The event also comes at a crossroads in the global debate on climate change. Late in 2014, under pressure from leading climate fighters like the United States, China and France, the G20 summit agreed to include climate change adaptability among their priorities. In December, the Lima Accord was signed, in which every recognized country in the world acknowledged climate change as a fact and agreed to pursue legislation to lessen its effects. And in December of this year, the United Nations will convene in Paris for the 2015 Framework Convention on Climate Change, in which the body hopes to enact global, legally binding emission-reduction requirements.
The stated goal of CSI is to be a launchpad for African nations ahead of the 2015 UNFCCC, helping them establish “joint measures” in order to take a leadership role in their personal fight with the deleterious effects of climate change.
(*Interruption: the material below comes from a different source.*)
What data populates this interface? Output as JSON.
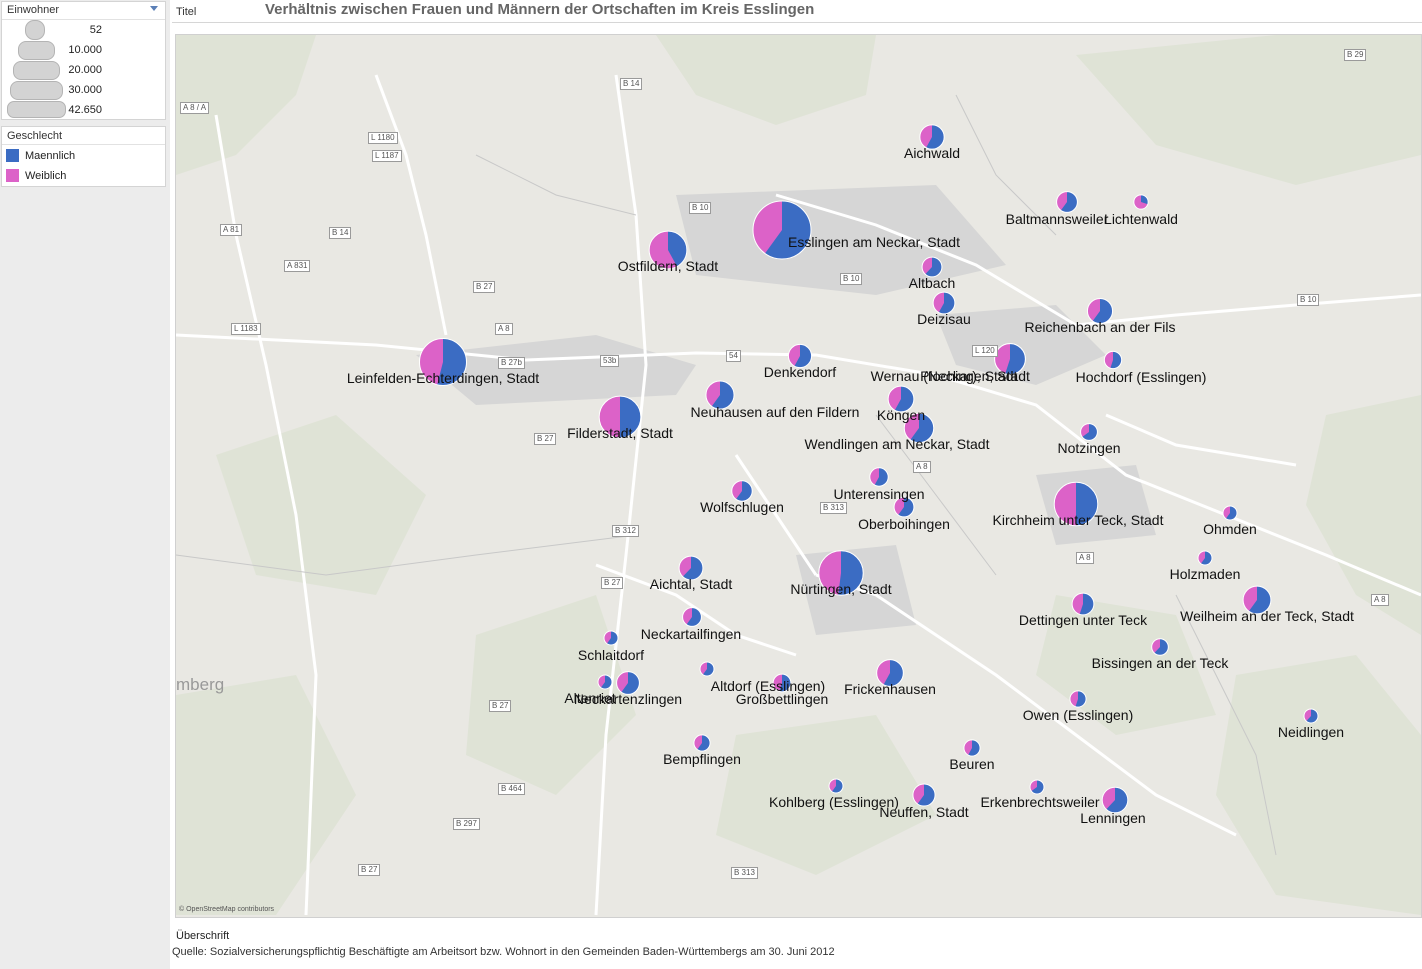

To those who don’t regularly follow global climate politics, the idea of Africa controlling its own destiny when it comes to climate change might be obvious. But thanks to a concept known as climate finance, there is not universal agreement that developing, poorer nations like the ones that populate Africa should have much of a say. Climate finance is the idea that larger, developed and industrialized nations, since they produce the greenhouse gases and harmful pollutants that have gotten the earth into this tenuous position, should pay for the less developed nations to equip and respond.
This idea, as touted by the United Nations, spawned the Green Climate Fund, intended to draw funds from industrialized nations and multinational corporations in order to finance their counterparts. While many nations have pledged a billion or more dollars to the fund, it just recently reached the $10 billion mark. The stated goal for the GCF by year 2020? $100 billion. Many nations are hesitant to finance projects halfway across the globe, especially when the pledges are pooled and handed out by the GCF itself.
Thus, just as Africa needs to take control of its own economic future, it also needs to take control of its environmental future. With the CSI joining the NYFA this May 27-31, Africa’s two major considerations will be addressed, together and separately, in an environment of empowerment, respect and togetherness.